Newcastle are set to invest £1 million per year into building a youth academy in the north eastern town, with the club claiming that they are beyond the days of making big money signings and being a prominent name in the transfer market.

The Toon have often been known for handing out long contracts worth big money for players; but last summer the side moved towards bringing in young blood, and refused to give stalwarts such as Joey Barton or Kevin Nolan new deals, resulting in the pair leaving the club.

And now, as Newcastle attempt to become more sustainable for the long-term future, Mike Ashley has agreed to invest a further £1 million in their young blood, in the hopes of blooding more players like Andy Carroll and Tim Krul.

"Football generally, at some point, has to take a reality check. You cannot go on paying £34million for a player," Newcastle academy director Joe Joyce told the Journal.

"Barcelona have shown they have a system for producing their own homegrown talent.

"That is not to say that will not come from another country but if you have a system and programme which can identify the player to start with and then produce the player to go on and play for your first team you are doing something right.

"It takes huge investment and that is what the owner has geared up his plan to do.

"He wants to bring in the best young players to produce for the first team is what the club needs to do."

Newcastle plan to take full advantage of the scrapping of the rule allowing Premier League clubs to only recruit players under 16 who live within 60 minutes drive of the team's home ground; often the Toon have been left out of favour with this law, with London clubs being able to take advantage of the more plentiful youth systems in their surrounding areas while Newcastle only had the north-east to contend with.

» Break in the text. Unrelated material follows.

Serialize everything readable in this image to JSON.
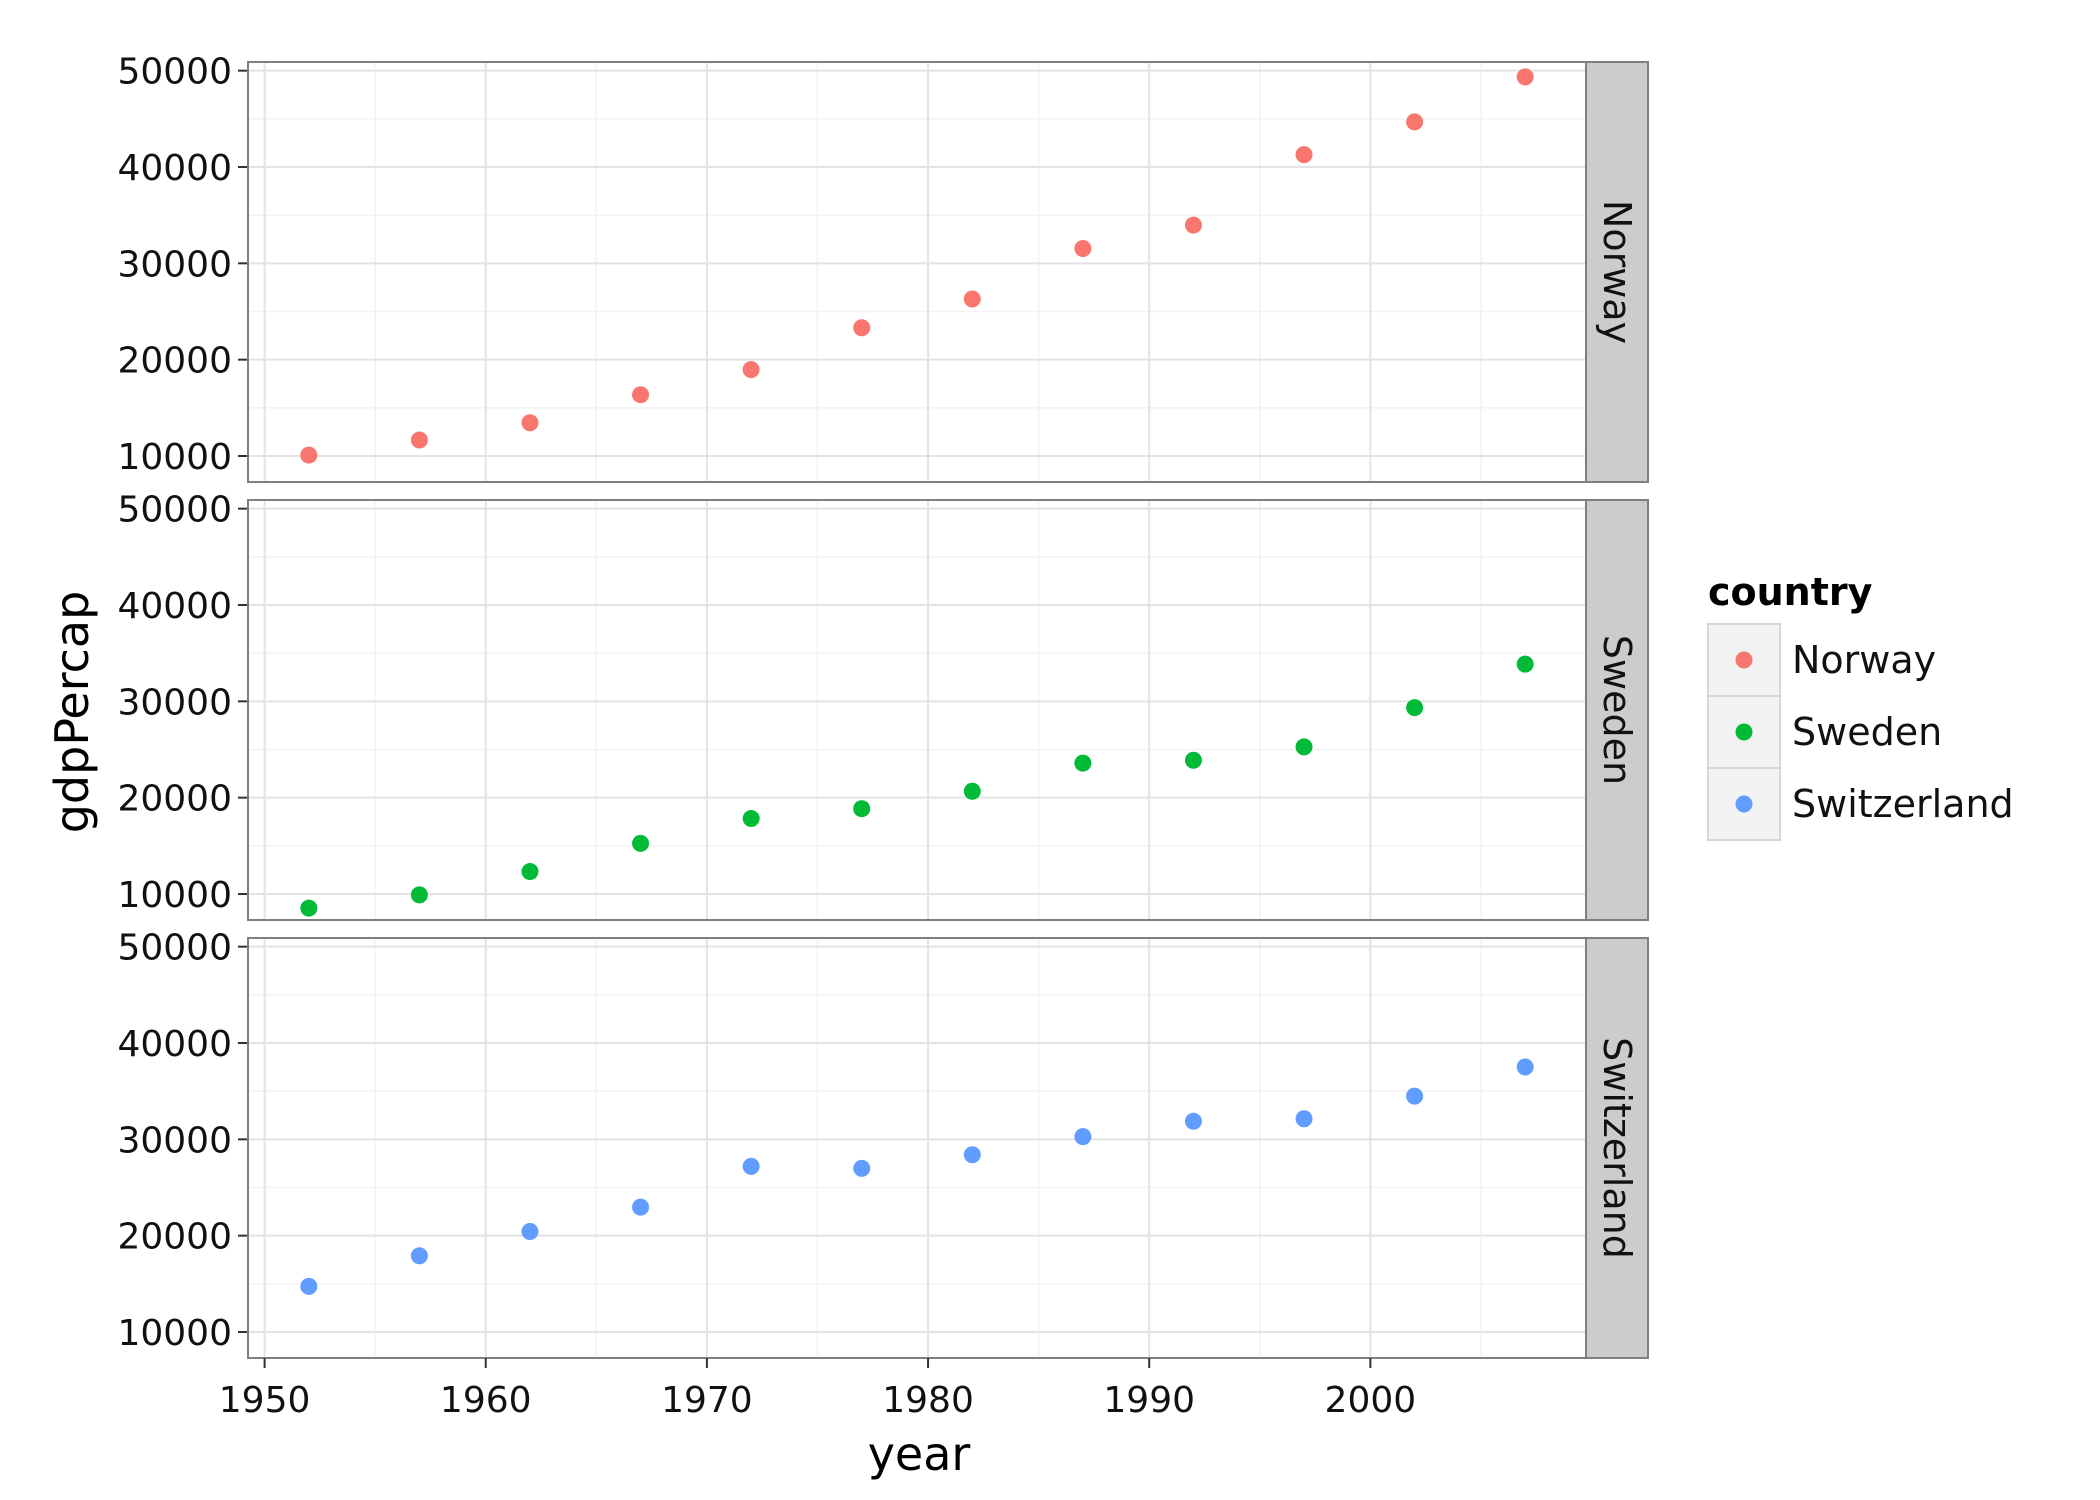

And Joyce believes that the change in the rule will allow the club to concentrate a lot more on building up their youth.

"We have predominantly recruited from the North East," he explained.

"With this opening of the recruitment network we now will operate on a much bigger scale.

"We need to make sure as a club we have our local area tied up - that we do not lose players. That the attraction of Newcastle to a boy from the North East is the biggest attraction.

"At the same time if there is a boy in another part of the country who we believe, who we have identified as a potential first-team player, we have enough to attract him to the North East."